Scientists have already successfully tackled an equally lethal virus – cassava mosaic disease - transmitted by the same whitefly, Bemisia tabaci. This was done by developing a variety that is resistant to the virus.
But by a cruel twist of nature, both the improved and the unaltered varieties have succumbed to a ‘new’ pandemic of cassava brown streak virus, and scientists have yet to develop a resistant variety.
The biggest worry now is that as the whitefly population hugely increases, the insects could spread across the entire African continent.
“A key question that still needs to be fully answered is ‘Why are there so many more whiteflies now than there used to be on cassava?’” Legg told Thomson Reuters Foundation in a phone interview. Whiteflies are known to do well at high temperatures and a growing suspicion is that the gradual process of climate change is favouring an increase in their numbers, he said.
The insects also seem to have a close partnership with the viruses they transmit, and some evidence has shown they flourish on plants infected by the disease, leading to a mutually beneficial relationship, Legg said.
A RESILIENT CROP FAILS
For years, cassava has been the crop of choice for food security when other crops have failed because of changes in climatic conditions, said Japheth Akhati, a small-scale farmer in western Kenya. But Akhati was forced to abandon the plant three years ago, after the one-hectare plot where he grew the improved cassava variety succumbed to brown streak disease two seasons in a row.
“It was so devastating to count losses from a crop that had never failed me before,” said the 38-year-old father of two, after losing his entire cassava crop twice. His neighbours in Esilongo village have also abandoned cassava.
When the virus attacks, the leaves of infected plants can look healthy even as the roots are being ravaged underground. In some cases, yellow patches appear on leaves of infected plants while the stem turns brown and the tubers decay. Infections can claim 100 percent of a harvest - sometimes without the farmer’s knowledge.

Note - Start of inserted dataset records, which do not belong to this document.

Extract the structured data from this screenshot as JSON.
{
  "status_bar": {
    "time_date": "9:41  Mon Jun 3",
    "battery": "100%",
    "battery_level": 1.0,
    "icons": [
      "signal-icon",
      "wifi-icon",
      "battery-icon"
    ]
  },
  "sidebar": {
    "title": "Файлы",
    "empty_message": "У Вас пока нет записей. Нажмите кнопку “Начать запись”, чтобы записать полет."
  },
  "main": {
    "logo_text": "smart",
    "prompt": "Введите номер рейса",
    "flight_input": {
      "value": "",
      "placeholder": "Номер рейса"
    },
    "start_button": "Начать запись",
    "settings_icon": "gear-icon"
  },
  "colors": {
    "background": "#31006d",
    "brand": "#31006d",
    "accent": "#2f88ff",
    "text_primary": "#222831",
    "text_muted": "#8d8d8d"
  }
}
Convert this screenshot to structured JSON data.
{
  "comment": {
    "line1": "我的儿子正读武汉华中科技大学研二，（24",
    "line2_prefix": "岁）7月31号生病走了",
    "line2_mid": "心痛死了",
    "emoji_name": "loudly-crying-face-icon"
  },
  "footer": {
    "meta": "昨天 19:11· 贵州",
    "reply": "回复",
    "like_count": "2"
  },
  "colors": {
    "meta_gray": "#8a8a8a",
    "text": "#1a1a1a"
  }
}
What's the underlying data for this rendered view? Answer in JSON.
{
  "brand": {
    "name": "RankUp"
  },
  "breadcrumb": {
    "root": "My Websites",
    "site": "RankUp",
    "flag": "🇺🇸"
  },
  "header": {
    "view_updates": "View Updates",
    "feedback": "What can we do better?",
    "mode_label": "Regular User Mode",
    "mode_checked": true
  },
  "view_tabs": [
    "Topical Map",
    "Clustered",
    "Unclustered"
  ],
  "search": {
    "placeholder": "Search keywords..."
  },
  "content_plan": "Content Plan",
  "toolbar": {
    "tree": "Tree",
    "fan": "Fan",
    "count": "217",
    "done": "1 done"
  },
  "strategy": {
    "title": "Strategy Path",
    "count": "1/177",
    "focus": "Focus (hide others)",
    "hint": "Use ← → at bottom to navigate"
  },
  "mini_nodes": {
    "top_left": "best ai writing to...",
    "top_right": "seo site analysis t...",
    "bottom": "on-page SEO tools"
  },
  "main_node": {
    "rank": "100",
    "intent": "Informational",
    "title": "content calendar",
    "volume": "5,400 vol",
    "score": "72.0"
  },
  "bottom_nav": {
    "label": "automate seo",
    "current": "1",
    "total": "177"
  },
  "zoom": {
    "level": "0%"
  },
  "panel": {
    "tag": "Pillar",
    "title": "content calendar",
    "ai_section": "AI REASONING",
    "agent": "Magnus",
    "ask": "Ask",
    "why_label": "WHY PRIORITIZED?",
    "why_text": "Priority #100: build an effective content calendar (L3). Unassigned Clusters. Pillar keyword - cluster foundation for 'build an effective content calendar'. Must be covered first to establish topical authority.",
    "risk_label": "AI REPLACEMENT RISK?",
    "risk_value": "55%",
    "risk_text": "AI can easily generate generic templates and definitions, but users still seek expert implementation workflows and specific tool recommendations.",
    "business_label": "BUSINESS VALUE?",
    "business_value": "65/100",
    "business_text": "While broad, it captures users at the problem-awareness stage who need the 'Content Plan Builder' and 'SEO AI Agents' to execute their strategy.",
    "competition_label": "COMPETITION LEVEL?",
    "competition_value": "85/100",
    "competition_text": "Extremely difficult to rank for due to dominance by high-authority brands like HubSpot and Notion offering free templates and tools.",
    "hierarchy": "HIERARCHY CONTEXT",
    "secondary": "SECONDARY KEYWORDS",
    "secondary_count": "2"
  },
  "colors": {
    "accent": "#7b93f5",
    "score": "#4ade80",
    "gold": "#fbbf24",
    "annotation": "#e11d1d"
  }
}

Scientists from three major agricultural networks – the Global Cassava Partnership, the International Centre for Tropical Agriculture, and the International Institute for Tropical Agriculture - are now working together to combat the disease, and to try to stop the virus from spreading further, particularly to Nigeria which produces 50 million tonnes of cassava a year.
An attack by the virus would be a huge economic blow for a country increasingly reliant on the crop for industrial purposes as well as for food. Nigeria produces starch from cassava to meet increasing global demand by the paper and textile industries, and even plywood manufacturers.
Ruth Amata, a research scientist from the Kenya Agricultural Research Institute, says there is clear evidence that using infected plants to create new seedlings for sale perpetuates the spread of diseases like the brown streak virus.
To prevent this, Kenyan scientists are working on a programme that will enable seed merchants to produce clean cassava planting materials. Trials are under way, with support from the Bio-Innovate programme hosted by the International Livestock Research Institute.
To grow cassava, stems of the plant are chopped into small pieces about 10 cm (4 inches) long which are planted as seedlings. The Bio-Innovate scientists are researching ways in which merchants can disinfect stems before selling the pieces to farmers. A similar practice of ensuring disease-free planting material has already succeeded in Kenya’s tea industry, where merchants sell certified seedlings.
Apart from its industrial uses, cassava has been identified as a future food crop for many African communities as climate shifts threaten other staples including wheat, maize and rice in some areas.
Thousands of farmers in semi-arid eastern Kenya have already abandoned maize in favour of cassava, sorghum and millet because the three crops have – until now - proved resilient to all forms of climatic conditions.
“We have learned how to cook and eat both cassava leaves and tubers, make flour from dried tubers for domestic and commercial consumption, and make snacks and crisps from the tubers,” Jemima Mweni, a mother of seven from Makueni County in eastern Kenya, told Thomson Reuters Foundation.
“Cassava is much too important a crop for Africa’s future to allow it to be overpowered by the actions of a tiny insect,” said Legg.